Having started grandly with a new opera by its director, Michael Berkeley, the Cheltenham Festival ended with a marvellous series of chamber concerts that fully justified his willingness to forego the big bang closing symphony concert in favour of something more intimate and reflective. The focus was Pitville Pump Room, a suitably genteel environment and acoustically one of the best halls anywhere for this kind of music.
What drew me initially to the Pitville concerts was a series of new and newish chamber works, including two or three by the composer-in-residence, Judith Weir, and new pieces by Diana Burrell and Wolfgang Rihm. But alas for earthly hopes, Rihm failed to complete his "New Work" (as the brochure optimistically called it), and an argument with a paving stone kept me from the National Youth Orchestra's ensemble concert, with the Burrell commission and Weir's piano concerto.
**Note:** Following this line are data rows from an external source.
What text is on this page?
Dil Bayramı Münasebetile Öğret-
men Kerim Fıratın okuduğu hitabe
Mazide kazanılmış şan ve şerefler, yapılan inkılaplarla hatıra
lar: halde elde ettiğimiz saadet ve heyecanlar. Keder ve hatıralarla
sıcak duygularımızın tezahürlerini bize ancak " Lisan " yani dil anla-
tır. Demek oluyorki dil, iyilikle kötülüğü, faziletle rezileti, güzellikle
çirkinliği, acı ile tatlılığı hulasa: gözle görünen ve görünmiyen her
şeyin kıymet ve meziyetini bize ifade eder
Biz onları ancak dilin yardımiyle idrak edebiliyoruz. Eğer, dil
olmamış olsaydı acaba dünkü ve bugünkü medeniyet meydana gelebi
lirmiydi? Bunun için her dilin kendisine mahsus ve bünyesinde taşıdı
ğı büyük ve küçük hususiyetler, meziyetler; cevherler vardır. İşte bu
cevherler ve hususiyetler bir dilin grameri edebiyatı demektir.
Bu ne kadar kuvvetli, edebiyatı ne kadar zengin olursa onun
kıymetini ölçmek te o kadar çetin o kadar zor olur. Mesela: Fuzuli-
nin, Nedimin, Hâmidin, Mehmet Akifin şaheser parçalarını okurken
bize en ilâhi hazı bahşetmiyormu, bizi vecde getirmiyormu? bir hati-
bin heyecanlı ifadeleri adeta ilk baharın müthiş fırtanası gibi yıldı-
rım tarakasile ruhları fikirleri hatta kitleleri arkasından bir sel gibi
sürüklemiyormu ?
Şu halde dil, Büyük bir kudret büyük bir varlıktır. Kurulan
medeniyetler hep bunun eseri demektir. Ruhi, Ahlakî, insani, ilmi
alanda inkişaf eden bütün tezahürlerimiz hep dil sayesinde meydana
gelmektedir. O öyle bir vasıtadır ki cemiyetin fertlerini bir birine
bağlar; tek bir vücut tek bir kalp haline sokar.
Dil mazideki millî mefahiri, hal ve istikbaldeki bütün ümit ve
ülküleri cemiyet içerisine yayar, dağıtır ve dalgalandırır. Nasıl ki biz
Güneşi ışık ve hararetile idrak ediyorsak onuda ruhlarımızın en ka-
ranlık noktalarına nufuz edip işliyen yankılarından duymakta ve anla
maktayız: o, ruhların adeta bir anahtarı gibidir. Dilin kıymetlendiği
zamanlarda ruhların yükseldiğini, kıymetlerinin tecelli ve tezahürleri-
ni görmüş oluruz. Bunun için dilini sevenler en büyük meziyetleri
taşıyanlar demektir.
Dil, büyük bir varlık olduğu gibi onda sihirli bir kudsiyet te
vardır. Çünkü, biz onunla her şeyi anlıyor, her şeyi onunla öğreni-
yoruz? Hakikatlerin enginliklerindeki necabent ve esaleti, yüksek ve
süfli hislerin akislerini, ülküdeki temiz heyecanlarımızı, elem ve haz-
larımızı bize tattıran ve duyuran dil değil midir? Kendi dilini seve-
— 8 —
For me, only Weir's new Piano Quartet, in the Schubert Ensemble's Sunday morning concert, survived this chapter of accidents.
Weir has never lost her delicate sense of historical irony. Just as she says that the "crashingly loud" type of piano concerto was never to her taste, so she knows that the piano quartet has often been either a sub-concerto (Mozart E flat) or a poor man's symphony (Brahms G minor). Did she know That Fauré's great C minor quartet would be ending the programme?
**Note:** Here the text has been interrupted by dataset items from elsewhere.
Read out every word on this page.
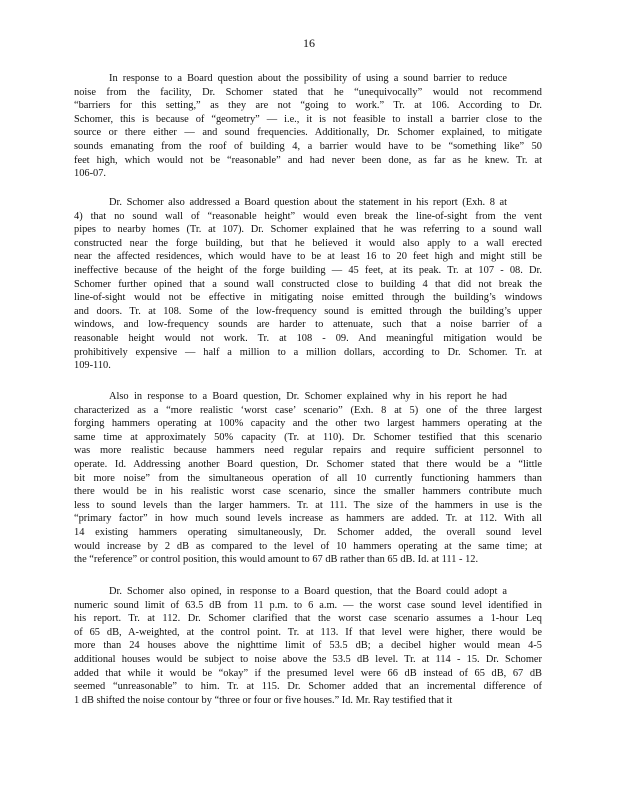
16
In response to a Board question about the possibility of using a sound barrier to reduce
noise from the facility, Dr. Schomer stated that he “unequivocally” would not recommend
“barriers for this setting,” as they are not “going to work.” Tr. at 106. According to Dr.
Schomer, this is because of “geometry” — i.e., it is not feasible to install a barrier close to the
source or there either — and sound frequencies. Additionally, Dr. Schomer explained, to mitigate
sounds emanating from the roof of building 4, a barrier would have to be “something like” 50
feet high, which would not be “reasonable” and had never been done, as far as he knew. Tr. at
106-07.
Dr. Schomer also addressed a Board question about the statement in his report (Exh. 8 at
4) that no sound wall of “reasonable height” would even break the line-of-sight from the vent
pipes to nearby homes (Tr. at 107). Dr. Schomer explained that he was referring to a sound wall
constructed near the forge building, but that he believed it would also apply to a wall erected
near the affected residences, which would have to be at least 16 to 20 feet high and might still be
ineffective because of the height of the forge building — 45 feet, at its peak. Tr. at 107 - 08. Dr.
Schomer further opined that a sound wall constructed close to building 4 that did not break the
line-of-sight would not be effective in mitigating noise emitted through the building’s windows
and doors. Tr. at 108. Some of the low-frequency sound is emitted through the building’s upper
windows, and low-frequency sounds are harder to attenuate, such that a noise barrier of a
reasonable height would not work. Tr. at 108 - 09. And meaningful mitigation would be
prohibitively expensive — half a million to a million dollars, according to Dr. Schomer. Tr. at
109-110.
Also in response to a Board question, Dr. Schomer explained why in his report he had
characterized as a “more realistic ‘worst case’ scenario” (Exh. 8 at 5) one of the three largest
forging hammers operating at 100% capacity and the other two largest hammers operating at the
same time at approximately 50% capacity (Tr. at 110). Dr. Schomer testified that this scenario
was more realistic because hammers need regular repairs and require sufficient personnel to
operate. Id. Addressing another Board question, Dr. Schomer stated that there would be a “little
bit more noise” from the simultaneous operation of all 10 currently functioning hammers than
there would be in his realistic worst case scenario, since the smaller hammers contribute much
less to sound levels than the larger hammers. Tr. at 111. The size of the hammers in use is the
“primary factor” in how much sound levels increase as hammers are added. Tr. at 112. With all
14 existing hammers operating simultaneously, Dr. Schomer added, the overall sound level
would increase by 2 dB as compared to the level of 10 hammers operating at the same time; at
the “reference” or control position, this would amount to 67 dB rather than 65 dB. Id. at 111 - 12.
Dr. Schomer also opined, in response to a Board question, that the Board could adopt a
numeric sound limit of 63.5 dB from 11 p.m. to 6 a.m. — the worst case sound level identified in
his report. Tr. at 112. Dr. Schomer clarified that the worst case scenario assumes a 1-hour Leq
of 65 dB, A-weighted, at the control point. Tr. at 113. If that level were higher, there would be
more than 24 houses above the nighttime limit of 53.5 dB; a decibel higher would mean 4-5
additional houses would be subject to noise above the 53.5 dB level. Tr. at 114 - 15. Dr. Schomer
added that while it would be “okay” if the presumed level were 66 dB instead of 65 dB, 67 dB
seemed “unreasonable” to him. Tr. at 115. Dr. Schomer added that an incremental difference of
1 dB shifted the noise contour by “three or four or five houses.” Id. Mr. Ray testified that it
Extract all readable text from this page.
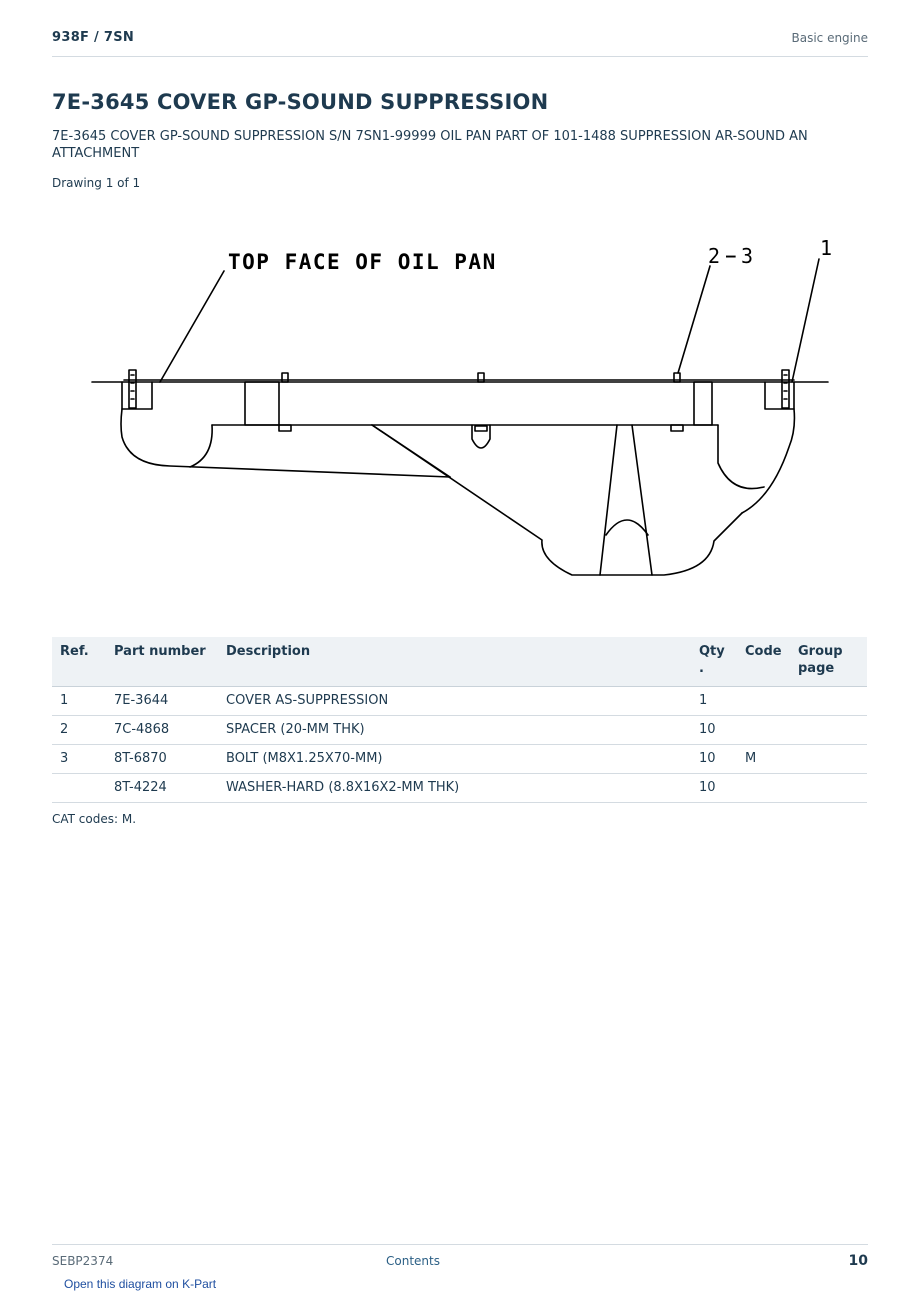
938F / 7SN	Basic engine
7E-3645 COVER GP-SOUND SUPPRESSION

7E-3645 COVER GP-SOUND SUPPRESSION S/N 7SN1-99999 OIL PAN PART OF 101-1488 SUPPRESSION AR-SOUND AN ATTACHMENT

Drawing 1 of 1
TOP FACE OF OIL PAN	2 — 3	1
Ref.	Part number	Description	Qty .	Code	Group page
1	7E-3644	COVER AS-SUPPRESSION	1		
2	7C-4868	SPACER (20-MM THK)	10		
3	8T-6870	BOLT (M8X1.25X70-MM)	10	M	
	8T-4224	WASHER-HARD (8.8X16X2-MM THK)	10		
CAT codes: M.
SEBP2374	Contents	10
Open this diagram on K-Part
Fauré launches majestically into a big unison string tune punctuated by piano chords, an opening nobody plays more compellingly than the Schubert Ensemble. Weir opens both her movements with string tunes, the first against piano chords, the second without piano, and she persists in this split - traditionally the bane of piano-quartet composers - as if it were the sole point of writing for the medium.
The result is a sophisticated but poetic tease, exquisitely scored, especially in the folksy second movement based on a Louisiana ballad called "Blanche comme la neige" and itself studiously white, with slow string chords and high piano octaves, then piano chords and string octaves, and almost no integration in the classical sense. Weir's tiny "El Rey de Francia", played here as an encore is a concentrated study on the same idea - a fantasy recreation (I suppose) of Sephardic folk music, brilliantly executed. But that lasts only a couple of minutes.
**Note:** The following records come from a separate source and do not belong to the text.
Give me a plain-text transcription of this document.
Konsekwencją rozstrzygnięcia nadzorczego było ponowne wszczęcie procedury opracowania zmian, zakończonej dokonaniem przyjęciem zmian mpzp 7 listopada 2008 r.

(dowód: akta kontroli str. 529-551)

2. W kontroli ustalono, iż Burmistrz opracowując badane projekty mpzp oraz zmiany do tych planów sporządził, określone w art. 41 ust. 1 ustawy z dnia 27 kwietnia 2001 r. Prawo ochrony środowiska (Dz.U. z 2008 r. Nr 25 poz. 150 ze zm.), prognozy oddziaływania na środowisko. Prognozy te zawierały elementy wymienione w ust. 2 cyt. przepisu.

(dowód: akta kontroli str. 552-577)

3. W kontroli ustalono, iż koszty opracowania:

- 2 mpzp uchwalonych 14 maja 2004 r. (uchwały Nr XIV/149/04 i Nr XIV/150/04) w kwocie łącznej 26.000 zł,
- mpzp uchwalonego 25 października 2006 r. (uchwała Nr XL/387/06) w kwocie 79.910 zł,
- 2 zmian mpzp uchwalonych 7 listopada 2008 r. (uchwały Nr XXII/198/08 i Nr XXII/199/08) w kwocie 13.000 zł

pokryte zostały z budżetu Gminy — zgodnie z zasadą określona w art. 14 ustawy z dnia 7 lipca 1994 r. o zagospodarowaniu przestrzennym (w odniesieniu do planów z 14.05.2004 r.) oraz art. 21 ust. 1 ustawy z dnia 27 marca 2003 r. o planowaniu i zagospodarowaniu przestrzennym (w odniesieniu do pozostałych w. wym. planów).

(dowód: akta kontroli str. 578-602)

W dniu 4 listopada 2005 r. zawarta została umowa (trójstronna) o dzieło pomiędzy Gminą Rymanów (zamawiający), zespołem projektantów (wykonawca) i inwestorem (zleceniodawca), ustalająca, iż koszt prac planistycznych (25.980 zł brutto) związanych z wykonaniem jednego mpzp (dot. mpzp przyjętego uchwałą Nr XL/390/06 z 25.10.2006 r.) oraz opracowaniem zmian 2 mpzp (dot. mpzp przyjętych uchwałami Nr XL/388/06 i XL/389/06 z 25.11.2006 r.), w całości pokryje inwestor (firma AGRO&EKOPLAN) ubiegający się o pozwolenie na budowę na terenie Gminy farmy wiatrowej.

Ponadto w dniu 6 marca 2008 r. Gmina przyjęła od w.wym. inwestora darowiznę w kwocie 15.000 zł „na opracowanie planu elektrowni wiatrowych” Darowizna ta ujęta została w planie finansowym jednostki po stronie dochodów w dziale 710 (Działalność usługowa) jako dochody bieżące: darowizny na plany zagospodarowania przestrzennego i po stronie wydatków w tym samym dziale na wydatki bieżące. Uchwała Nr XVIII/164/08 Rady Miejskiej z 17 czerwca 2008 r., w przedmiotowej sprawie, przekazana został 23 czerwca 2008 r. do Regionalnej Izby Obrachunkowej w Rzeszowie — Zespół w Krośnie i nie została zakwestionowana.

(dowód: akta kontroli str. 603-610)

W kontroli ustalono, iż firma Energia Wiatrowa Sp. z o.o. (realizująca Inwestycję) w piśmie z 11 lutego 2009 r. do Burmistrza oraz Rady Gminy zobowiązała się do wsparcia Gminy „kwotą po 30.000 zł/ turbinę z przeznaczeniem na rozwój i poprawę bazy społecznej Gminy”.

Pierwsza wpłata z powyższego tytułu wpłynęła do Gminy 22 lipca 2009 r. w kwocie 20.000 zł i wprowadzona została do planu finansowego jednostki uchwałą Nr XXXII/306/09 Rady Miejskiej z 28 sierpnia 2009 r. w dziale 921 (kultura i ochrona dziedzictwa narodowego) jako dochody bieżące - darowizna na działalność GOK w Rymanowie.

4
Weir has, nevertheless, the enviable gift of originality. This was also Fauré's great talent. With Franck, whose astonishing, exhausting Piano Quintet was the big work in the Belcea Quartet's programme on Thursday, everything is saturation: cramped, chromatic harmonies, themes that pester the ear and the mind. Ghastly as that may sound, the Belcea and Imogen Cooper turned it into a gripping experience, if not one, one would want instantly repeated. This young string quartet also gave a highly individual, subtle reading of the Debussy, and the best performance I've ever heard of Kurtág's enigmatic, obsessive Microludes.